If you haven’t been by Chicago Union Station in a while, here’s your excuse to make the trip: The renovations are done.
Just in time for the landmark transportation hub to be reimagined with a new hotel, restaurants, and a sister skyscraper, Goettsch Partners has announced that work is complete on its renovation of the station’s current public areas, including the Great Hall. GP is also the hand crafting the skyscraper.
The Loop firm designed a three-year restoration program for Amtrak which included structural improvements, plumbing and plaster repair, and new lighting. The price tag of $22 million includes removing decades of paint, bringing the interior back to its original color.
You can see the biggest change when you look up. The massive glass canopy that covers the Great Hall has been restored, and preserved. Restored in that the wrought iron and glass were refurbished. Protected in that it’s no longer exposed to the elements.
The historic skylight was damaged by Chicago’s weather, so a new skylight arc was built five feet above it to modern standards. It will protect the historic 219-foot-long half pipe from further water damage.
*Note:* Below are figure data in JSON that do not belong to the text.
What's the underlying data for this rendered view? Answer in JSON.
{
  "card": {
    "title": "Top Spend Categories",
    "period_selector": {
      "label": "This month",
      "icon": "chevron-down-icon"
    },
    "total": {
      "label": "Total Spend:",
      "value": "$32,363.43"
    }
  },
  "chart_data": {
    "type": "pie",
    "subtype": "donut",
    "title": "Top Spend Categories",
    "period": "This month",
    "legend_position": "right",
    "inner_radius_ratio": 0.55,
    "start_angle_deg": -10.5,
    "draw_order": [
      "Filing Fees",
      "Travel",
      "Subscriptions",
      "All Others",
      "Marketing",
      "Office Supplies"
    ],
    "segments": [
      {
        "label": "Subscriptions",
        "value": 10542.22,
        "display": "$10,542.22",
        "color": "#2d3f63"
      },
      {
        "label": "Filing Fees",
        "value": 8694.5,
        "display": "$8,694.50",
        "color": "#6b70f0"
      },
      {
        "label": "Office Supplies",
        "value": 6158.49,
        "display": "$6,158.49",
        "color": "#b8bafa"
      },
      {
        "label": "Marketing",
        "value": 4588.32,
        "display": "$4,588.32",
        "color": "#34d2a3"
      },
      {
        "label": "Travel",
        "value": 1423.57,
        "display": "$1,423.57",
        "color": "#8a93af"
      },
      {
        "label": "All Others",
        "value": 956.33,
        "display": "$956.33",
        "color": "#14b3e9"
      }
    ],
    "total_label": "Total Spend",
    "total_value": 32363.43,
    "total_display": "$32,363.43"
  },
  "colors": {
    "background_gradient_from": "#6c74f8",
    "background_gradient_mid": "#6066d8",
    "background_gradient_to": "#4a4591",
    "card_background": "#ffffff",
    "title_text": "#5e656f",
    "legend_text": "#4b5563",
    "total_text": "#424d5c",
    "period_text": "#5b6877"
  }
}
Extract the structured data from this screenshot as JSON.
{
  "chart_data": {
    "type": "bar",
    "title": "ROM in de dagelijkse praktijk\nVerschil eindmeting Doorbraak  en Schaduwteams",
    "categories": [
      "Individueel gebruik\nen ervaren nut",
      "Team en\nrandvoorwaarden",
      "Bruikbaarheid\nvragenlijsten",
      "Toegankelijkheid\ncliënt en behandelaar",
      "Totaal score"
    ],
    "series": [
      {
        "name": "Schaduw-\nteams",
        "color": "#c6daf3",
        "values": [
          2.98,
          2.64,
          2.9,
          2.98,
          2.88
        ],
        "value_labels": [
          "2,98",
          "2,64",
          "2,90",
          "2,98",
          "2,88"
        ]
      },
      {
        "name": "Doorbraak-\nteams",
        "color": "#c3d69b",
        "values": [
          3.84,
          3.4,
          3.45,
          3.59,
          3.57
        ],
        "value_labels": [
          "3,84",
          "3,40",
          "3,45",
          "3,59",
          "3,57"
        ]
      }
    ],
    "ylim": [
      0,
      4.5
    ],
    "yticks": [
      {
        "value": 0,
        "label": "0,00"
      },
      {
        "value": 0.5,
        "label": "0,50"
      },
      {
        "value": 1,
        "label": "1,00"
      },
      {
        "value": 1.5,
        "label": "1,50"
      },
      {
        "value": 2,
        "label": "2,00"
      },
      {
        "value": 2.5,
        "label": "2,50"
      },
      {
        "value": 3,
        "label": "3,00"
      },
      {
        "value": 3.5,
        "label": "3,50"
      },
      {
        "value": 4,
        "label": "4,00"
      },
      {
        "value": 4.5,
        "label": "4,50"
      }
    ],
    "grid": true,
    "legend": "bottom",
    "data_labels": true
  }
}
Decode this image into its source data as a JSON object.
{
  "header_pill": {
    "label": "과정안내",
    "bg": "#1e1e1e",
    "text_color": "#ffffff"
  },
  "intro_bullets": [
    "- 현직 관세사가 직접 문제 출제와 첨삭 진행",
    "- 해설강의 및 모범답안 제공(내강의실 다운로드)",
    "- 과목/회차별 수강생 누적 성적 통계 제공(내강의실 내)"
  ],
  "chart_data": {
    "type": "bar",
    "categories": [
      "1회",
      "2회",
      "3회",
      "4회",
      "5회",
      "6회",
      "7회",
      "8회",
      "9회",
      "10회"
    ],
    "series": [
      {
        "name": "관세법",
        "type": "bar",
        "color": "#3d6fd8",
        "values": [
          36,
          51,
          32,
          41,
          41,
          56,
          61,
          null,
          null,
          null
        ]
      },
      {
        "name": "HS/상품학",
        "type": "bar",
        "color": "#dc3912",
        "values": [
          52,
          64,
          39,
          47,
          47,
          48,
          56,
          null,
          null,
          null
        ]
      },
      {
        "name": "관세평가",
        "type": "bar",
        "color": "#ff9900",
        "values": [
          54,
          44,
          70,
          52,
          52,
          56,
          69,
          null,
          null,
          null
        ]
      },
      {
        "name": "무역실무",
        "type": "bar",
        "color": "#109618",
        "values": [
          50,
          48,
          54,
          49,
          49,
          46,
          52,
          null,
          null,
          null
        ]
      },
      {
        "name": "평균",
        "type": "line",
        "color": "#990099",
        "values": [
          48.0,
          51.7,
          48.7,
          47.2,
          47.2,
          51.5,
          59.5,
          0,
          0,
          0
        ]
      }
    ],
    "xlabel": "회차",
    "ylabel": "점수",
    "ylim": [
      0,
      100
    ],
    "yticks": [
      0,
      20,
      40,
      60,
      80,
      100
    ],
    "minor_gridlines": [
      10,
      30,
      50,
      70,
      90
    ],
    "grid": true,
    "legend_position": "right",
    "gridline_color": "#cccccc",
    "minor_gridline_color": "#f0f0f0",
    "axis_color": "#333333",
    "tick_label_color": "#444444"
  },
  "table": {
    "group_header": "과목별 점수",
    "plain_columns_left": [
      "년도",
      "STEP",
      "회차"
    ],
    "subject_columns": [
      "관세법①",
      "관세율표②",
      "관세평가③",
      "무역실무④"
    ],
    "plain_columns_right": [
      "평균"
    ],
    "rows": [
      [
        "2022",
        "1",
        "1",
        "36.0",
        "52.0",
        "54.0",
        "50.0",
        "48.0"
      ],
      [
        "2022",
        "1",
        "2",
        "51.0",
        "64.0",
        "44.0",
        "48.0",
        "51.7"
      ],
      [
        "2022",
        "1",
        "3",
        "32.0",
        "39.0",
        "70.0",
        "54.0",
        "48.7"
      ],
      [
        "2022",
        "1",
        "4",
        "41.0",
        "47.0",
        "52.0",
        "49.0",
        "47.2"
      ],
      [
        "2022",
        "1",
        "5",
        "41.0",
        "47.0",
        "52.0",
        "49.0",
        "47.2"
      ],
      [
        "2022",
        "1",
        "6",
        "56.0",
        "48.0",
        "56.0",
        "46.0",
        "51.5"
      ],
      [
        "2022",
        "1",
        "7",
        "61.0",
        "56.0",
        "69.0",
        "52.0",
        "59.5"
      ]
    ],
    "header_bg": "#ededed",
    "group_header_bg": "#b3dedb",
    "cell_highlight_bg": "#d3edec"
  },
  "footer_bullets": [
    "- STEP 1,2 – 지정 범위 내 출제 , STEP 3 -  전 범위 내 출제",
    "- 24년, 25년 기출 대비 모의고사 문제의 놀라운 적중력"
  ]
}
If you’re wondering if two panes of glass instead of one made things dimmer, the answer is no. With the new steel arch’s 858 panes of glass, there is actually 50% more natural light in the great hall than before. At night, the station is illuminated by 24 newly restored chandeliers, and 27 new light fixtures that are period-accurate reproductions.
The team lead on this one was Leonard Koroski, who was also behind the restoration of the Wrigley Building and the Civic Opera Building.